The international edition of Newsweek had an article which finds that the EU undervalues its women in the workplace.

According to a paper published by the International Labor Organization this past June, women account for 45 percent of high-level decision makers in America, including legislators, senior officials and managers across all types of businesses. In the U.K., women hold 33 percent of those jobs. In Sweden—supposedly the very model of global gender equality—they hold 29 percent.
Germany comes in at just under 27 percent, and Italian women hold a pathetic 18 percent of power jobs. These sad statistics say as much about Europe's labor markets, lingering welfare-state policies and corporate leadership as they do about its attitudes toward women. It's not that European women are stuck in the house. (After all, 57 percent of women in the EU 15 work, less than the U.S. rate of 65 percent, but not dramatically so.)

Are these women a victim of a combination of traditional attitudes and social policies which are aimed at and failing to counter a below replacement birth rate? The above article further claims:

Europe is killing its women with ... cushy welfare policies that were created to help them.
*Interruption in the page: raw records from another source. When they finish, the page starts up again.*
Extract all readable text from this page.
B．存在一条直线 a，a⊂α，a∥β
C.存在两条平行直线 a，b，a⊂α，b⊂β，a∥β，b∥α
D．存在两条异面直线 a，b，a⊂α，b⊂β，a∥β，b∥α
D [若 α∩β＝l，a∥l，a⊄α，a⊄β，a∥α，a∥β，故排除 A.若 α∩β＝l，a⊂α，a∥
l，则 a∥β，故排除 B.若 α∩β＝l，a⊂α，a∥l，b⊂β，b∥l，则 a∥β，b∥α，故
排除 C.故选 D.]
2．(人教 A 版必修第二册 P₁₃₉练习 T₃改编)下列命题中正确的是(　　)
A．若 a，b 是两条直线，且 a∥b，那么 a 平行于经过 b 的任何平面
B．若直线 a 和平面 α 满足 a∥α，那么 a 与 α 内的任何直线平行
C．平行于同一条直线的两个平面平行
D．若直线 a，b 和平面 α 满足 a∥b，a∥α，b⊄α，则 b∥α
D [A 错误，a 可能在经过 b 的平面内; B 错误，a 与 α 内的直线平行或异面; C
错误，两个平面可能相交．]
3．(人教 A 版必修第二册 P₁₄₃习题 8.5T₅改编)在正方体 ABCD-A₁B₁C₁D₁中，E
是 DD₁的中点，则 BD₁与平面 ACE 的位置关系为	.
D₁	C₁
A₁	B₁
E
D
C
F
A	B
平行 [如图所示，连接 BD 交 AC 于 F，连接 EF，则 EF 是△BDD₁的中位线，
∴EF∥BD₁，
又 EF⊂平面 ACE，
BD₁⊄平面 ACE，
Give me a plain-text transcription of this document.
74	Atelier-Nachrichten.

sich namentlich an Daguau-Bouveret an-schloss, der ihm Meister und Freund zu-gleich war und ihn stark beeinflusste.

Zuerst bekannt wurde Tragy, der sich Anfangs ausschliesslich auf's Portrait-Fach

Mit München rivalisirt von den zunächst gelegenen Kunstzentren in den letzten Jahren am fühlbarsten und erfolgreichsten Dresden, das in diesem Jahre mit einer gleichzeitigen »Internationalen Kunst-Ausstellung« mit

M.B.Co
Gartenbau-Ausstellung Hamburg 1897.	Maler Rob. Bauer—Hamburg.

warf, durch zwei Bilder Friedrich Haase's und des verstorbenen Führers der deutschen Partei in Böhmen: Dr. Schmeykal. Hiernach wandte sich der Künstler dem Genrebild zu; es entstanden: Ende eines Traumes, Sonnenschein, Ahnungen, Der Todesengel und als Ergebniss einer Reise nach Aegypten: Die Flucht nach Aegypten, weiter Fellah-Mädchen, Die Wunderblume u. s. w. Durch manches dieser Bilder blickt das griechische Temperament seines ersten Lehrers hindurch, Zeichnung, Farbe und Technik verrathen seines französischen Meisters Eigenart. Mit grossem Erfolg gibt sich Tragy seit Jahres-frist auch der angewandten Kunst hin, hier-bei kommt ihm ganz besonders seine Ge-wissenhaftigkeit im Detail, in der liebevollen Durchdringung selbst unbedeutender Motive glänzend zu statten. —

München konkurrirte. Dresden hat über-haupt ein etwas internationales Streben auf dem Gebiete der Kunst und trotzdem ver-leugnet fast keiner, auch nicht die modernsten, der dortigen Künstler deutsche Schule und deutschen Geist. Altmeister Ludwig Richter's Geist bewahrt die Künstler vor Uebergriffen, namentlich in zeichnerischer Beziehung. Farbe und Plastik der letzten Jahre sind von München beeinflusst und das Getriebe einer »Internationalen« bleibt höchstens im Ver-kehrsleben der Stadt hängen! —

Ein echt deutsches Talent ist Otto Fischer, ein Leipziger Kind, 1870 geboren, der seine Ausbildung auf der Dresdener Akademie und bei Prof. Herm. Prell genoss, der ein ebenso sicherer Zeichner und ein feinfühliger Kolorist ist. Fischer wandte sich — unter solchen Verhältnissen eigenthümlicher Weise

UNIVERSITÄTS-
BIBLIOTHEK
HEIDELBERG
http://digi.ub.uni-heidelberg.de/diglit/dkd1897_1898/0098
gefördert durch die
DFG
By offering women extremely long work leaves after children, then pushing them to take the full complement via tax policies that discourage a second income, coupled with subsidies that serve to keep them at home, Europe is essentially squandering its female talent. Not only do women get off track for long periods, many simply never get back on. Nor have European corporations adapted to changing times. Few offer the flextime that makes it easier for women to both work and manage their families. Instead, women tend to get shuffled into part-time work, which is less respected and poorly paid.

And yet, women aren't being sufficiently discouraged from work that they opt to raise families instead. Instead, they are being discouraged on both work and family fronts. From The Economist:

The list of explanations for why German fertility has not rebounded is long. Michael Teitelbaum, a demographer at the Sloan Foundation in New York ticks them off: poor child care; unusually extended higher education; inflexible labour laws; high youth unemployment; and non-economic or cultural factors...
If women postpone their first child past their mid-30s, it may be too late to have a second even if they want one (the average age of first births in most of Europe is now 30). If everyone does the same, one child becomes the norm: a one-child policy by example rather than coercion, as it were. And if women wait to start a family until they are established at work, they may end up postponing children longer than they might otherwise have chosen.

Keeping women in lower positions at work, presumably for fear they will leave work to raise families, means they end up putting off having families due to difficulties in getting their careers established.